Teaching Responsibility
LJMU Schools involved in Delivery:
Humanities and Social Science
Learning Methods
Lecture
Seminar
Module Offerings
6128HIST
Aims
To provide students with specialist knowledge of the history of Germany during the period of national socialist dictatorship, of the nature of totalitarian rule during this period, and of the prosecution of political opponents as well as ethnic and religious minorities.
To provide students with in-depth knowledge of the Holocaust, its origins, development, and implementation by Nazi Germany and her collaborators.
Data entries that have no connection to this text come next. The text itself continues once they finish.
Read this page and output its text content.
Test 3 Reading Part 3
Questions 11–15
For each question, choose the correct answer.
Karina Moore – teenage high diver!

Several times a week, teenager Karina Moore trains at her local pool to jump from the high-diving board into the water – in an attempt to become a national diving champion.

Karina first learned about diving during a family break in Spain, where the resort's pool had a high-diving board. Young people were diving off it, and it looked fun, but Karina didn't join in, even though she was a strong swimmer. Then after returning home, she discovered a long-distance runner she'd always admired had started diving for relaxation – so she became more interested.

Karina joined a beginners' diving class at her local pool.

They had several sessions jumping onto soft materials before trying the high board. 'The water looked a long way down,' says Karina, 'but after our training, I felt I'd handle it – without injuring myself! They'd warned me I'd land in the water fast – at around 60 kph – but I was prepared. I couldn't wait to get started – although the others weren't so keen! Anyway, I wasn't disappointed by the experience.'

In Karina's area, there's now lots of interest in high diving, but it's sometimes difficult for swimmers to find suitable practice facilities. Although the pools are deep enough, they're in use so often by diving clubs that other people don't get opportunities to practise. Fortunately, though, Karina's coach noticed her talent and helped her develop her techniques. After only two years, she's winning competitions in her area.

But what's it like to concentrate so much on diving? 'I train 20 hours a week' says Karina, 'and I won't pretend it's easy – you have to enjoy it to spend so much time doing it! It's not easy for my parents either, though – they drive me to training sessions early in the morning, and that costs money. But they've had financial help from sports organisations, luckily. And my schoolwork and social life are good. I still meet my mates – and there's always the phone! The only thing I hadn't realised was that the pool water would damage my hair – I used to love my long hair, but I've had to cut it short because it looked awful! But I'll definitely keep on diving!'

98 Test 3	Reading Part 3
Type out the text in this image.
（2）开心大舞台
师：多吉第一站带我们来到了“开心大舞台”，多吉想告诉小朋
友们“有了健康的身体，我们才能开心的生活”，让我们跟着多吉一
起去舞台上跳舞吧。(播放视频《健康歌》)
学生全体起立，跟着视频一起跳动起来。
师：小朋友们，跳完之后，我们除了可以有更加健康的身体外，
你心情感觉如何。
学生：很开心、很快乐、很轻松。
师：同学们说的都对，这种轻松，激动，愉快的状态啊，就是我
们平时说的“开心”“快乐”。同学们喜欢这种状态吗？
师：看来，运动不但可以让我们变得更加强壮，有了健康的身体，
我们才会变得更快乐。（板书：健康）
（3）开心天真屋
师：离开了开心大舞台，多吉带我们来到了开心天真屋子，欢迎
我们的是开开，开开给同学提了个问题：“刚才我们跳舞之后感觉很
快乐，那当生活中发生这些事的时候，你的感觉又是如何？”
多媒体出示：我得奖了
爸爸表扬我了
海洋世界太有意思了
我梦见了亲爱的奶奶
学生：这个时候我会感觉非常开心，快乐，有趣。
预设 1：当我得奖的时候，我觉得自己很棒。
To provide students with a thorough understanding of historiographical debates about the Third Reich and the Holocaust.
Learning Outcomes
1.
Critically evaluate historiographical interpretations and explanations surrounding Nazi Germany and the Holocaust.
2.
Independently engage with a variety of primary sources on the history of Nazi Germany and the Holocaust, including official documents, autobiographies, film, photography, and newspaper reports.
3.
Present coherently and efficiently in written form a historiographical argument, based on the analysis of both primary and secondary sources.
Module Content
Outline Syllabus:Week 1
Lecture: The Third Reich and the Historians – Debates and Controversies
Seminar: Prominent Historical Interpretations of the Third Reich
Week 2
Lecture: The Destruction of the Weimar Republic and the Rise of the Nazis
Seminar: The Final Crisis of the Weimar Republic
Week 3
Lecture: Terror and Consent: Establishing the Nazi Dictatorship
Seminar: The Early Concentration Camps
Week 4
Lecture: Building the “Volksgemeinschaft”: Economic, Social, and Cultural Policies of the Nazis
Seminar: Propaganda and Welfare
Week 5
Lecture: Resistance, Exile, and Refusal: Opposition to the Nazi Regime
Seminar: Working-Class Opposition to the Nazis
Week 6
Lecture: Nazi Foreign Policy and the Coming of the Second World War
Seminar: Economic Preparations for War and the Five Year Plan
Week 7
Reading Week
Week 8
Lecture: Antisemitism and Nazi Ideology
Seminar: Ideological Roots of Nazi Antisemitism
Week 9
Lecture: Exclusion and Prosecution: Anti-Jewish Policies before 1939
Seminar: Nuremberg Race Laws and other anti-Jewish legislation
Week 10
Lecture: Holocaust by Bullets, 1939-1942
Seminar: Collaborators, Bystanders, and the Holocaust
Week 11
Lecture: Industrial Mass Murder, 1942-1945
Seminar: Primo Levi’s testimony of survival in Auschwitz
Week 12
Lecture: Aftermaths of the Third Reich and the Holocaust
Seminar: How Democracies are destroyed.
Additional Information:This module will allow students to engage in-depth with current debates around the history of Nazi Germany and the Holocaust. It draws on the most recent research and offers the opportunity gain a deeper understanding of this important aspect of modern European history.